In the first session Delbanco and Katz raised the traditional defenses of the liberal arts that one could expect of those steeped in and defending that tradition.  By contrast the market trends folk were emphatic about the primacy of career considerations in pursuing your college education. A few of my tweeted notes and paraphrases suggests the contrast:

  • From Andrew Delbanco:  Education is in essence, an effort to resist death, to preserve knowledge and pass it on to our children.
  • From one of the second panelists:  We need to be relying on venture capitalists who can see 5 or 10 years in to the future to predict the kinds of skills and emphases we need to be giving students in their education.
  • From Mark Zandi:  The dollar value of higher education has declined even as the cost of higher education has skyrocketed
  • From Andrew Delbanco:  We’re not providing students the time to reflect, the time for contemplation to reflect on who you are
  • From Philip Gardner:  Internships are the most important thing students do in college.

It’s not that there’s anything specifically wrong with any of these proclamations;  it’s just the these folks aren’t really in conversation with each other and it seems to me that they don’t yet have a language where they can converse.

There was one point of commonality on which everyone seemed to agree, even in their different languages, and that was on the need for breadth and depth, that it is not enough to train narrowly for a specific field but that the creativity and innovation that would be required for successful career paths in the future required a combinations of the two.

  • From Stan Katz:  Provincialism is narrow specialization. Liberal arts creates generalists capable of engaging the larger world.
  • From Gardner:  In this day and age you must either be a liberally educated technical student, or a technically savvy liberal arts student, there is no middle ground.
  • Gardner: Innovation comes from thinking broadly, between functions rather than only in your particular role
  • Humphreys–Narrow Learning is not enough. It’s not a choice between tech ed and big issue ed. We must have both.

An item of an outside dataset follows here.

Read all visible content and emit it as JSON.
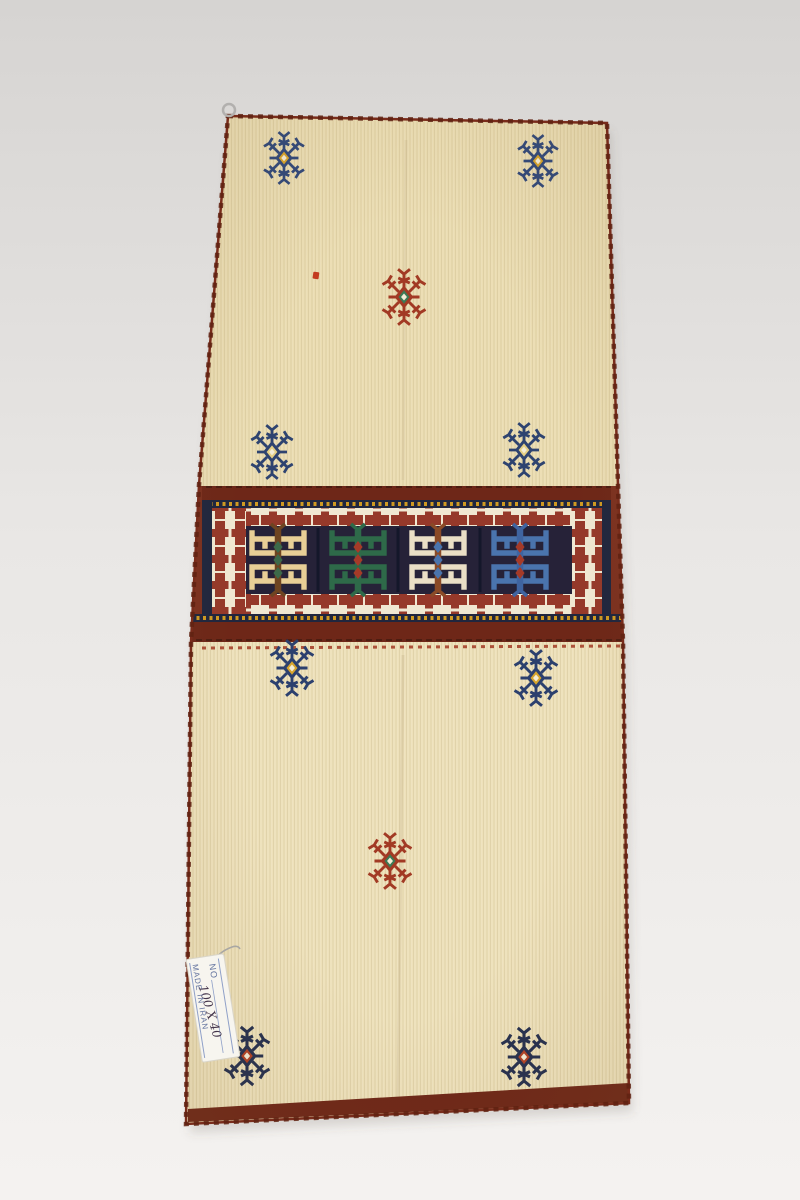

I thought the second panel was a little better on this than the representatives of the liberal arts, perhaps because the broad and deep model is still somewhat embodied in systems of general education that rely–in however wan and half-hearted a way in many professional and technical programs in university settings–on a liberal arts ethos.  Ironically, this problem is harder for the denizens of the liberal arts because we have to think through the question of what it might mean for our “deep education” in a liberal arts discipline to be come more deeply connected to the workplace.  What would it mean to develop a technically savvy graduate of a liberal arts program.  One solution would be to reimagine  the general education programs we have so that they had higher components of technological learning–and I think that’s something to consider.  Another possibility would be to think about how to transform our majors so that they insist on higher levels of technological competence as that is appropriate to our changing fields, as well as deeper levels of engagement with the translation and transition of skills from the academy to the marketplace.

And I think that’s something to consider as well.